Currently no relevant codecs use 12 bits, which is the reason why 9 and 10 bits 
exist as separate formats while 12 bits does not.
For simple formats, doing a val = (val << 4) | (val >> 12) before each store is 
completely acceptable.
Amd for reference frames you certainly do not need an actual full copy, that 
would be silly, you just need to add a shift after each load.

> I don't think I can have time both for convincing you and CE of this,
> then implement fixes everywhere needed, then introduce incompatible
> APIs, so just read this as a statement of my opinion, and let's close
> the subject. I have understood this line of thought is futile.

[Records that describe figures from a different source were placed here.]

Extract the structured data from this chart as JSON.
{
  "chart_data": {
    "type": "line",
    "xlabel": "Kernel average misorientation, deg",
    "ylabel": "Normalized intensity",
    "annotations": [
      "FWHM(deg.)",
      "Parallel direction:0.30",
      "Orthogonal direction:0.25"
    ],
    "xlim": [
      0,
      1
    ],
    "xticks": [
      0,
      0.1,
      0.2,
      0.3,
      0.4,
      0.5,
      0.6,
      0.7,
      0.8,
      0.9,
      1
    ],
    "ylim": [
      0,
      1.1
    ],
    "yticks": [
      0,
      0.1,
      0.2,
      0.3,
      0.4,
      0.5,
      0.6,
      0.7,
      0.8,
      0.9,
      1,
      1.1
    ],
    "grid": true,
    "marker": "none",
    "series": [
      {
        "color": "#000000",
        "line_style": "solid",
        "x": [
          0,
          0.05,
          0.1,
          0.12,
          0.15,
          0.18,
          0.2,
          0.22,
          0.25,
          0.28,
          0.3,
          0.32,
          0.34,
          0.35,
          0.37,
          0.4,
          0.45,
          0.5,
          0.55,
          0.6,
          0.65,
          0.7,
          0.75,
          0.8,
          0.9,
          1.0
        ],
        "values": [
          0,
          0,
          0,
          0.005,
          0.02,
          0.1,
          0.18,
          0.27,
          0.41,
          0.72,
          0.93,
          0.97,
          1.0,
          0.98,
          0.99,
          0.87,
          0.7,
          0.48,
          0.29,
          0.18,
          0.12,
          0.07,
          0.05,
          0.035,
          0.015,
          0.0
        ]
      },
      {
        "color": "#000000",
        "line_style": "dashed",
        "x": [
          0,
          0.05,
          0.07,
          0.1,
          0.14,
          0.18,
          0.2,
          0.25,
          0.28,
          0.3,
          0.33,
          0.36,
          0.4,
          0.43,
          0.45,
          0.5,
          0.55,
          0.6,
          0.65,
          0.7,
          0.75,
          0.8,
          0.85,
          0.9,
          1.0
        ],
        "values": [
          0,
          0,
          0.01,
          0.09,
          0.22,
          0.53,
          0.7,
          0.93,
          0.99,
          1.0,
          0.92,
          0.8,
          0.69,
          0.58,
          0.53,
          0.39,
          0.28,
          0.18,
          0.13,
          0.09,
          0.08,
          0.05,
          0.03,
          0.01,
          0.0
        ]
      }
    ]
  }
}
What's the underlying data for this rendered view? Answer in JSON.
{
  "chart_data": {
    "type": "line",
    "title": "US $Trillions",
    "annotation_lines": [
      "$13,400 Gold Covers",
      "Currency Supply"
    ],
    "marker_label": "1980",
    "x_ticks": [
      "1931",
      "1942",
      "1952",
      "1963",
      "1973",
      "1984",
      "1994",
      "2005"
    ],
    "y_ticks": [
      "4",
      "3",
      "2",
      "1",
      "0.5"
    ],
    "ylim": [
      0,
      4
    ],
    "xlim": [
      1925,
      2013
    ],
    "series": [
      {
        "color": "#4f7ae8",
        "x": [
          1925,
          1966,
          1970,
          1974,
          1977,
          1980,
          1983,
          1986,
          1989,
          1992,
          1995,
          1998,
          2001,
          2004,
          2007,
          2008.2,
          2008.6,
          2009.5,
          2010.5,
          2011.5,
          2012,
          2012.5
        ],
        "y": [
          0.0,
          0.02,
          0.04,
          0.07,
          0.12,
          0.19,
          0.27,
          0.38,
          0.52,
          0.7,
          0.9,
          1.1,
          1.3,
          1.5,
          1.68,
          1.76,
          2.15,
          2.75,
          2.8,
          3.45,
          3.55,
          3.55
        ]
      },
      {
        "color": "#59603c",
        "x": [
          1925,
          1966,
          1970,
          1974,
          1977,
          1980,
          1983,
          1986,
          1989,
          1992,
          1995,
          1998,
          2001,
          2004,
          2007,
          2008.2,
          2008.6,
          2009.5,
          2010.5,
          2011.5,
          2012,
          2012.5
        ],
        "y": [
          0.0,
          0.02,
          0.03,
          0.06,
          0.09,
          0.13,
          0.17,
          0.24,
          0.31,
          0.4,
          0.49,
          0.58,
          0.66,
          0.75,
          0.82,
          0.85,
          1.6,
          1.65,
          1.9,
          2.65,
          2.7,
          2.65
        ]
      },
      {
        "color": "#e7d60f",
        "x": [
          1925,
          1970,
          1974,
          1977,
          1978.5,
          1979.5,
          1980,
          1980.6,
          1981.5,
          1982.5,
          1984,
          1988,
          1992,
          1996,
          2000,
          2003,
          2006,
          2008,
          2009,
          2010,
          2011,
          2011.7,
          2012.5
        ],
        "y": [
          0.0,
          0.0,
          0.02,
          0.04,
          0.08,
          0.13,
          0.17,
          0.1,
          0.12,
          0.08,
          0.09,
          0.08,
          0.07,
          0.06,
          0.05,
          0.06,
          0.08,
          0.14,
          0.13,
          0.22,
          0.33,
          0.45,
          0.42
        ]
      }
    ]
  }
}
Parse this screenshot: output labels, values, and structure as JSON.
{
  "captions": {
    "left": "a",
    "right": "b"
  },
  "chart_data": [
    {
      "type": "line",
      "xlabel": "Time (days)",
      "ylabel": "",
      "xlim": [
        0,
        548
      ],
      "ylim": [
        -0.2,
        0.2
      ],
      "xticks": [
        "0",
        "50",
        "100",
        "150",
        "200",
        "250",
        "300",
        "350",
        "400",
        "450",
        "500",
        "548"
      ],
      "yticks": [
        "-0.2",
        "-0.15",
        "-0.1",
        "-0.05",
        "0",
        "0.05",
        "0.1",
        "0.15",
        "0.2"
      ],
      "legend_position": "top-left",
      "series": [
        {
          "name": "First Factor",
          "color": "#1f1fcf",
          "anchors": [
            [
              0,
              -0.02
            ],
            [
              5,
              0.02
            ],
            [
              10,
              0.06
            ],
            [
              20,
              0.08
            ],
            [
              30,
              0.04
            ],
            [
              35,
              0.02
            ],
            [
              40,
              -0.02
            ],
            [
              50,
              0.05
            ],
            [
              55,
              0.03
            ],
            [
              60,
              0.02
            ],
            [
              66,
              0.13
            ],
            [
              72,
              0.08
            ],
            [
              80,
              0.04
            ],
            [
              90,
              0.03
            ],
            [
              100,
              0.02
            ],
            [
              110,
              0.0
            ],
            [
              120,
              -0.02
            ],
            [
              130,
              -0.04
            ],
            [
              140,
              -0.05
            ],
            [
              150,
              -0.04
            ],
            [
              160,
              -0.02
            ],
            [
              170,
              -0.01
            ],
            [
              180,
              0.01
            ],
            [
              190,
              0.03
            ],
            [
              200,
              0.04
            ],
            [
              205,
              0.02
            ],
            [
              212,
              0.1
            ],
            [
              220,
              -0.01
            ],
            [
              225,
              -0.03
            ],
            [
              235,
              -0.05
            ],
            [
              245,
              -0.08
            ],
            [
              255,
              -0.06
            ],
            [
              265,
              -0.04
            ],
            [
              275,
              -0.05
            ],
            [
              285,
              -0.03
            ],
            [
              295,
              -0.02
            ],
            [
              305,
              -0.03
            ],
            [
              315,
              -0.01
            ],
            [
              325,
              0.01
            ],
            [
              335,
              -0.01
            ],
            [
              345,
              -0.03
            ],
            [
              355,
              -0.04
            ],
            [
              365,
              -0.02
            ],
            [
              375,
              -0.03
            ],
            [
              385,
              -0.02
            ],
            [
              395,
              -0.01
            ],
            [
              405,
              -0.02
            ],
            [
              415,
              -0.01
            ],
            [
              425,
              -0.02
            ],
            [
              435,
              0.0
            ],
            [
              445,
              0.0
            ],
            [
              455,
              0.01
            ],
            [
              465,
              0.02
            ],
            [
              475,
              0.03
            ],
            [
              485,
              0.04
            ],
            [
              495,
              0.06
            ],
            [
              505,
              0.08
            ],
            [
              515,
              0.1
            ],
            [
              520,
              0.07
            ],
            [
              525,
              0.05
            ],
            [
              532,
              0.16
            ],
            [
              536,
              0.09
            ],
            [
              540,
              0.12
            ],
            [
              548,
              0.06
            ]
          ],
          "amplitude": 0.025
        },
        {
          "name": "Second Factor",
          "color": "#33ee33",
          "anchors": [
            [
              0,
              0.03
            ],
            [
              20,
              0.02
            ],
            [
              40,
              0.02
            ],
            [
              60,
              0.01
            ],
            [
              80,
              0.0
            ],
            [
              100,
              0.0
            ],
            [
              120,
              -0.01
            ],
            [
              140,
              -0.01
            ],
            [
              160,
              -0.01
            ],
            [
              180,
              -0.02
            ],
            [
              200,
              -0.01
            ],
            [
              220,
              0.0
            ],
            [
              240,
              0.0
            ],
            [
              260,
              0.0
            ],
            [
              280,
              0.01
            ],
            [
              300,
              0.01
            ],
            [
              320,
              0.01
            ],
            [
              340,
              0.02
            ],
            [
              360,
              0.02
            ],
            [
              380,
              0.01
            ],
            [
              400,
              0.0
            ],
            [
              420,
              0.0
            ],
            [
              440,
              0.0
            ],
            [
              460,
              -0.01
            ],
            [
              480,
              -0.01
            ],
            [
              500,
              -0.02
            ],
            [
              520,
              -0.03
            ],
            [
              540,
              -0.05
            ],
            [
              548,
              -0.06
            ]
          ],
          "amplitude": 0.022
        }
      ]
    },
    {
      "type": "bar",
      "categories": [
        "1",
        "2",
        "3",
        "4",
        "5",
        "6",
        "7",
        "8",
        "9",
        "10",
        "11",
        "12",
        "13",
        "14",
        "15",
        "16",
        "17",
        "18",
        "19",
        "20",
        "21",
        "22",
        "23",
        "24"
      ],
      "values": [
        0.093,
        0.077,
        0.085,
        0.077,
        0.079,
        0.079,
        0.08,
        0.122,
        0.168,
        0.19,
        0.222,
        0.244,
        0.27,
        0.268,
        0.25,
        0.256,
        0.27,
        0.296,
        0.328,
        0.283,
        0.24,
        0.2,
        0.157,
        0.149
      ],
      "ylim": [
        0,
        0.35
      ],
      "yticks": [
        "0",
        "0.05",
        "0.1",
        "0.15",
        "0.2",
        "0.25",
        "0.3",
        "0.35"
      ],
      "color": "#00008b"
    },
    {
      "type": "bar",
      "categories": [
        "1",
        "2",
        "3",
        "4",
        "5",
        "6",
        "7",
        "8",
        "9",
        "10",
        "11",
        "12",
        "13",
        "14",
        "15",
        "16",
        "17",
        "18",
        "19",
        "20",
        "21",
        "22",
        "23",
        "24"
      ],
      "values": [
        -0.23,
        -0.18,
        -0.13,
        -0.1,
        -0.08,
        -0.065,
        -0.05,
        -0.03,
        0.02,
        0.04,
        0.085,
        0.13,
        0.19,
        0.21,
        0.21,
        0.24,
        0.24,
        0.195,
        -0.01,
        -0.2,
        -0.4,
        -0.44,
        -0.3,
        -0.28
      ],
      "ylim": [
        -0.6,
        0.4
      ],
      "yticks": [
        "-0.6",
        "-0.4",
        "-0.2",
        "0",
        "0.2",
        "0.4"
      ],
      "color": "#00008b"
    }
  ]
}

I don't have a particular opinion on what the design should be, I am just 
describing how it was intended.

>> That can be solved by a common function if necessary, alternatively a 12 bit 
>> colorspace could be added, but the cost/benefit is questionable.
> 
> I think at this point they all have in common "sample storage rounded
> to the upper bytecount" and "raw_bits is indicative of what they
> hold". Adding them is just going to make the scalers more tentacular.
> But my opinion of moving the scaling from the decoder to a specialized
> function also does this.

There is the additional issue that it (just like changing the meaning of raw 
bits) will require each application to add support for it.